Vendredi 6 Octobre 2017 - écrit par Source : The Pew Charitable Trusts




Crédit photo : Cc U.S. Fish and Wildlife - Bluefin tuna
Crédit photo : Cc U.S. Fish and Wildlife - Bluefin tuna
Du 28 août au 1er septembre, la Commission des pêches du Pacifique occidental et central (WCPFC) et la Commission interaméricaine du thon tropical (IATTC), chargées de la gestion partagée du thon rouge du Pacifique, se sont réunis en Corée du Sud. Les gestionnaires internationaux des pêches sont parvenus à s’accorder sur un plan de restauration des stocks de thon rouge du Pacifique, visant à retrouver 20 % de la population naturelle d’ici 2034. Ce pourcentage est le niveau minimum sur lequel les scientifiques experts s’accordent pour sauver cette espèce menacée et reconstruire le stock de thon rouge du Pacifique.
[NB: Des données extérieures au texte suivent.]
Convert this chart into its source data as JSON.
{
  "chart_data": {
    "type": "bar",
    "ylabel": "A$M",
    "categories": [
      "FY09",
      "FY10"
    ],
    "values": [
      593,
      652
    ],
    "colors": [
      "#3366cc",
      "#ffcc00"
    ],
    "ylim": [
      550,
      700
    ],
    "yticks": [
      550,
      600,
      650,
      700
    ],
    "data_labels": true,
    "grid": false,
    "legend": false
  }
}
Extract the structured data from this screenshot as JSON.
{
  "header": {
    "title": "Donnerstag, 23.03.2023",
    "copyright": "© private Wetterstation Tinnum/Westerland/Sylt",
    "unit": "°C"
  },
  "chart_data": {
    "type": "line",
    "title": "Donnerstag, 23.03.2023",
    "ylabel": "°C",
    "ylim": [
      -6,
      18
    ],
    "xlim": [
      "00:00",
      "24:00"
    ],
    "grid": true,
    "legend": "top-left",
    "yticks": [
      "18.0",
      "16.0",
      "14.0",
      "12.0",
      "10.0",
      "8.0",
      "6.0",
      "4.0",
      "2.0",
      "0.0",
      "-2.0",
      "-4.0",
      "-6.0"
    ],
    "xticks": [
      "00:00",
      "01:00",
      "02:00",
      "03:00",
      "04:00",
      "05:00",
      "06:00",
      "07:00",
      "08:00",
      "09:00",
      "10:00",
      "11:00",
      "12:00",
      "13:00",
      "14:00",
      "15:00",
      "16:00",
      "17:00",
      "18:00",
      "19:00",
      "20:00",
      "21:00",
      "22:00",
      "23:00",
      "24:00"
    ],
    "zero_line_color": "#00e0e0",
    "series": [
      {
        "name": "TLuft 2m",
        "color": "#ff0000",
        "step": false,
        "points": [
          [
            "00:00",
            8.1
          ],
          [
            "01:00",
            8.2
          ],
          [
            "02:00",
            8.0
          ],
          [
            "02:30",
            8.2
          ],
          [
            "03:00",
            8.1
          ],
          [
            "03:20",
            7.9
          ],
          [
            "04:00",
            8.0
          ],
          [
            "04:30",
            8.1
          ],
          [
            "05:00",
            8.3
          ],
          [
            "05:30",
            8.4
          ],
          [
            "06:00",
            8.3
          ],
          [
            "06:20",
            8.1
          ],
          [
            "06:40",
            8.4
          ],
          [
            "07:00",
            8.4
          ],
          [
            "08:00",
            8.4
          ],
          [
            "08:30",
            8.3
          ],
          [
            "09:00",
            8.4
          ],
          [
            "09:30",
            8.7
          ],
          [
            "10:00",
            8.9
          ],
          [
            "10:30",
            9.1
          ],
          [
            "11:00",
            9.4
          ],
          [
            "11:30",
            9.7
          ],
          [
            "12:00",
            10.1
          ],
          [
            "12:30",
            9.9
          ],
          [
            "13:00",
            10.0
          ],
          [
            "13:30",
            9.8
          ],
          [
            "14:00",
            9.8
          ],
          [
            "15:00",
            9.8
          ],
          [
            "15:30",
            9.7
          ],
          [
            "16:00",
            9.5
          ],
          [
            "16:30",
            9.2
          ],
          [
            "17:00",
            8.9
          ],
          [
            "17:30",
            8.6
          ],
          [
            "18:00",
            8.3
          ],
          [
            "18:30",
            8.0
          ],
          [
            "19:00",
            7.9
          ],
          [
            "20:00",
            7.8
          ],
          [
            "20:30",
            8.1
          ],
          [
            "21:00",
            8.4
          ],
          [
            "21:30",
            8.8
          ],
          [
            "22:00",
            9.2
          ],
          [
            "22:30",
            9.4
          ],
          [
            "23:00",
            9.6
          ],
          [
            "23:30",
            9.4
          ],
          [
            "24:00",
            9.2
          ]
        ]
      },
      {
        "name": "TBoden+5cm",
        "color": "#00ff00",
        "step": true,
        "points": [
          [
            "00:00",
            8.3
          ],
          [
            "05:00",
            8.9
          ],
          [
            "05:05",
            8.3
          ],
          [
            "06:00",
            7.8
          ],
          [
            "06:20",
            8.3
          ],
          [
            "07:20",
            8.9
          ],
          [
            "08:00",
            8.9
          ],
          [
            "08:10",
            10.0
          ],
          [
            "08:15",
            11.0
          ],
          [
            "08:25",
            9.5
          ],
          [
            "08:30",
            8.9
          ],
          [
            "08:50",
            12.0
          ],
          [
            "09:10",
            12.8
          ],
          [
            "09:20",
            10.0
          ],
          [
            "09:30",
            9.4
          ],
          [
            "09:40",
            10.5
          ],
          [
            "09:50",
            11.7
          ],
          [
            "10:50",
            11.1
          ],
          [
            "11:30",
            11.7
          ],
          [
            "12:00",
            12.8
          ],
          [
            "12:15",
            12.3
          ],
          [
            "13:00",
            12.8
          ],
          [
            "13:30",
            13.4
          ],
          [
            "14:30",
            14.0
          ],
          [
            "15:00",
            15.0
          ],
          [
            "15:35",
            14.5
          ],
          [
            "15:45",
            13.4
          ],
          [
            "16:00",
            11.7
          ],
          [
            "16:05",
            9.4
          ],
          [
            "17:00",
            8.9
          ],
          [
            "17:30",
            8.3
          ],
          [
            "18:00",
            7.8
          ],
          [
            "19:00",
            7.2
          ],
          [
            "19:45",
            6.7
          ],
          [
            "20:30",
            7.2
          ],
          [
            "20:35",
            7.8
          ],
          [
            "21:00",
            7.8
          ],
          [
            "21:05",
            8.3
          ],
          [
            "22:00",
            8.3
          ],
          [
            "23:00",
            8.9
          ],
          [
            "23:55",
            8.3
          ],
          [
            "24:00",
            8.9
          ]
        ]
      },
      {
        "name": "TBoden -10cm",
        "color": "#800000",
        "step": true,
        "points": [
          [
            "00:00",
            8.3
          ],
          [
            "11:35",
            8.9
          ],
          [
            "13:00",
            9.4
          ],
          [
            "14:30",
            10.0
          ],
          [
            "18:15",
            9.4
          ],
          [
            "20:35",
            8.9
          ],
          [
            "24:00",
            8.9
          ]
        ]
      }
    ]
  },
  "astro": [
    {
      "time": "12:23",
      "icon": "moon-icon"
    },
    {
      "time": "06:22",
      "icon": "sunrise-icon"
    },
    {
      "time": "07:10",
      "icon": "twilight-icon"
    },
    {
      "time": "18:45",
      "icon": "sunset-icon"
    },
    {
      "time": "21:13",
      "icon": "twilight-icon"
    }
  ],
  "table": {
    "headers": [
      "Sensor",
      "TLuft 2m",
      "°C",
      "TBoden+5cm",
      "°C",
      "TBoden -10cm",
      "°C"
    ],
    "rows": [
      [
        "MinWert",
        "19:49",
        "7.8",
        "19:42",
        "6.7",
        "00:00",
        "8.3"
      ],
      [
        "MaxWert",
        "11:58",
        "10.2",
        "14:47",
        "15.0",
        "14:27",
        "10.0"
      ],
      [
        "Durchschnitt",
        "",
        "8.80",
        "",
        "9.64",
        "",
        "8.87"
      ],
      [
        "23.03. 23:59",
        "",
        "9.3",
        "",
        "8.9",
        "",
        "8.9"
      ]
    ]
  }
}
Après des décennies de surpêche et de mauvaise gestion, la population de thon rouge du Pacifique (Thunnus orientalis) a perdu plus de 97 % de sa population naturelle. Cette espèce emblématique est classée depuis 2014 sur la liste rouge de l’Union internationale pour la conservation de la nature (UICN). Afin d’éviter la disparition pure et simple de cette espèce dans les années à venir, The Pew Charitable Trusts, rejoint par douze ONG, dont WWF et Greenpeace, et 58 scientifiques, avaient demandé en juillet 2016 un moratoire de deux ans sur la pêche commerciale du thon rouge du Pacifique.
"L’avenir du thon rouge du Pacifique s’améliore, grâce aux pays qui ont accepté le plan de restauration de cette espèce largement surexploitée. Ces mesures permettront non seulement d'améliorer la santé de l’espèce, mais surtout d’améliorer les perspectives économiques à long terme pour les pêcheurs qui vivent de cette pêche pour leur subsistance", décrit Amanda Nickson, directrice du programme Thon de The Pew Charitable Trusts.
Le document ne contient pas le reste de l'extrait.